There are seating areas with stone benches facing the Cross of Sacrifice.

All the internal cemetery paths are grass, the ground is firm and flat.

African Section

The plot is accessed directly from the track running adjacent to the plot.

The Harare Memorial is located at the head of the cemetery, near the Cross of Sacrifice.

All the internal cemetery paths are grass, the ground is firm and flat.

ADDITIONAL INFORMATION

The cemetery is open during working hours, Monday to Friday 0600 hrs to 1800 hrs.

Outside of the working hours, the cemetery gates are closed and padlocked.

History information

(References to place names and military units are those in use at the time of the First World War) During the War, and for some years later, the whole of Rhodesia was administered by the British South Africa (the "Chartered") Company. Its armed forces in August 1914, were the British South Africa Police (in Southern Rhodesia) and the Northern Rhodesia Police. The South-West corner of North-Western Rhodesia touched the "Caprivi Strip" of German South-West Africa; the North-East boundary of North-Eastern Rhodesia, from Lake Tanganyika to Lake Nyasa, was open to German East Africa. On the 21st September 1914, Northern Rhodesia Police occupied the Caprivi Strip and garrisoned the line of the Zambesi; but danger from the West was removed in July 1915, by the surrender of the last German forces in South-West Africa. The operations on the North-Eastern frontier were more serious. Until May 1916, they were necessarily mainly defensive. The Rhodesia Regiment, the Rhodesia Native Regiment and the Northern Rhodesia Rifles, all fresh formations, were raised, and the existing units strengthened; but the contingents sent to South-West Africa and to British East Africa, and the forces which held the frontier, used the full man-power of Rhodesia. With Belgian help, Abercorn was defended against German attacks on the 5th and 9th September 1914, Fife on the 6th and 27th December, and Saisi on the 28th-29th June, and the 26th July-2nd August 1915. In the period December 1915-February 1916, two motor-boats, brought overland to Lake Tanganyika, destroyed the German flotilla on the lake. But in May 1916, the increasing success of the main attack from British East Africa enabled the Nyasaland and Rhodesian forces to advance into German territory; the threat to Rhodesia was removed, and the story of the Rhodesian forces merges with that of the conquest of German East Africa. It was not till September 1918, that German troops, driven into Portuguese East Africa and out again, recrossed the Rhodesian border; and General von Lettow-Vorbeck surrendered, close to Abercorn, on the 25th November 1918.

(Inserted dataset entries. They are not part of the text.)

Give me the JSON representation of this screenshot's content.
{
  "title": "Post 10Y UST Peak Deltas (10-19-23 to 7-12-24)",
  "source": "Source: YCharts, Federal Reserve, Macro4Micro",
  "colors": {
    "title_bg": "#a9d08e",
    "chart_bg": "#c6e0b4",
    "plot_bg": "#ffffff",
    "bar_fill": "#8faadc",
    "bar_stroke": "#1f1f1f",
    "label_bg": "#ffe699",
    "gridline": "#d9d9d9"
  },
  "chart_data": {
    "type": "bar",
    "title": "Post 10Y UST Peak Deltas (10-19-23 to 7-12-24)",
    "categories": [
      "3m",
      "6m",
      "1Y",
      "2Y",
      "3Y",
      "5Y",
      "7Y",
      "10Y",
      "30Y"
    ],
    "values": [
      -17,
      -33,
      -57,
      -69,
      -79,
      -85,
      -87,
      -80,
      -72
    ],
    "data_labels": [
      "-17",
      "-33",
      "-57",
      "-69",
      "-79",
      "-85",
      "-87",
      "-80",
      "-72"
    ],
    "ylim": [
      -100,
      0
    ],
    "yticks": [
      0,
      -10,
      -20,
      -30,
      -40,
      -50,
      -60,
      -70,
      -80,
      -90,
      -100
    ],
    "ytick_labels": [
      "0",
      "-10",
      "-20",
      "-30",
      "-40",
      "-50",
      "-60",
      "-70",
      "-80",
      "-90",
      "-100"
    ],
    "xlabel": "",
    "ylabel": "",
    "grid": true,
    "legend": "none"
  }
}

Officers and men of Rhodesian units who fell in the Great War and whose graves are not known, and of the Northern Rhodesian native carriers who fell in the Great War and whose names and graves are alike unknown, are commemorated on the Abercorn, Livingstone Camp and Harare Memorials. The Harare Memorial commemorates by name 38 men of the British South Africa Police and 28 of the Rhodesia Native Regiment who fell in the First World War. These men were previously commemorated by the nearby Harare Park Memorial, an obelisk erected to the honour of South Rhodesian soldiers by their government.